Par ces motifs  la Cour de droit administratif et public du Tribunal cantonal arrête:

I.                       Le recours est rejeté.

II.                      La décision de la Municipalité d'Echandens du 8 mai 2025 est confirmée.

III.                    Un émolument judiciaire de 2'500 (deux mille cinq cents) francs est mis à la charge d'A.________.

IV.                    A.________ versera à la Commune d'Echandens une indemnité de 2'000 (deux mille) francs à titre de dépens.

V.                     A.________ versera à B.________ une indemnité de 2'000 (deux mille) francs à titre de dépens.

Lausanne, le 23 février 2026

La présidente:                                                                                          La greffière:

Le présent arrêt est communiqué aux participants à la procédure ainsi qu'à l'Office fédéral de l'environnement (OFEV).

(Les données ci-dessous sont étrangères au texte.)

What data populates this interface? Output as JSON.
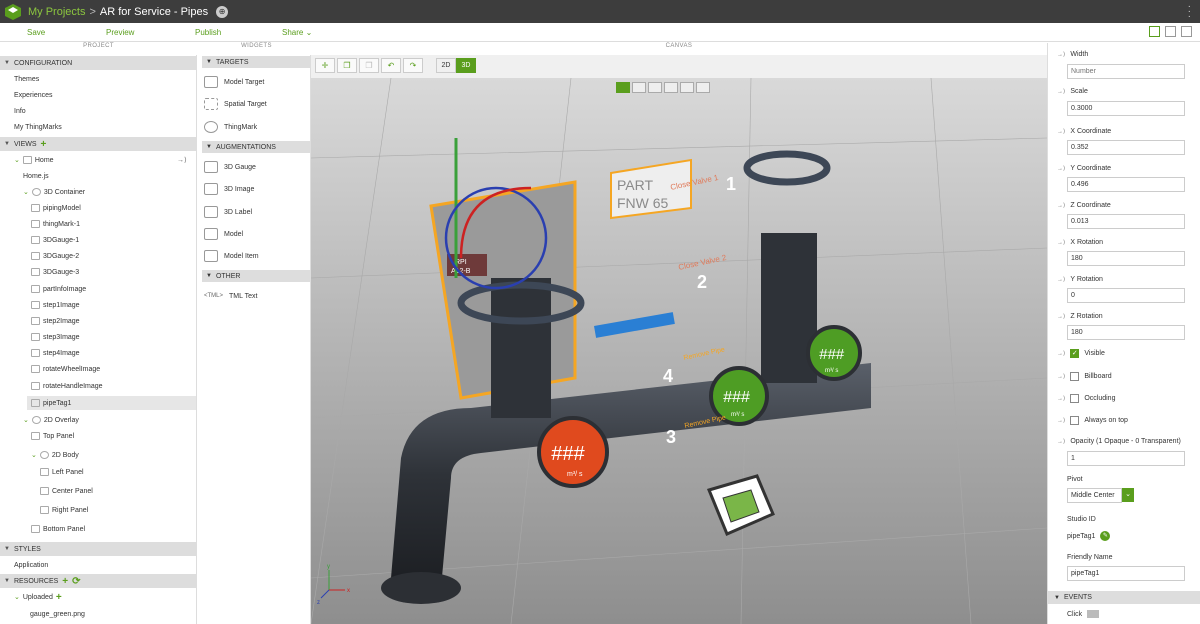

Il peut faire l'objet, dans les trente jours suivant sa notification, d'un recours au Tribunal fédéral (Tribunal fédéral suisse, 1000 Lausanne 14). Le recours en matière de droit public s'exerce aux conditions des articles 82 ss de la loi du 17 juin 2005 sur le Tribunal fédéral (LTF - RS 173.110), le recours constitutionnel subsidiaire à celles des articles 113 ss LTF. Le mémoire de recours doit être rédigé dans une langue officielle, indiquer les conclusions, les motifs et les moyens de preuve, et être signé. Les motifs doivent exposer succinctement en quoi l’acte attaqué viole le droit. Les pièces invoquées comme moyens de preuve doivent être jointes au mémoire, pour autant qu’elles soient en mains de la partie; il en va de même de la décision attaquée.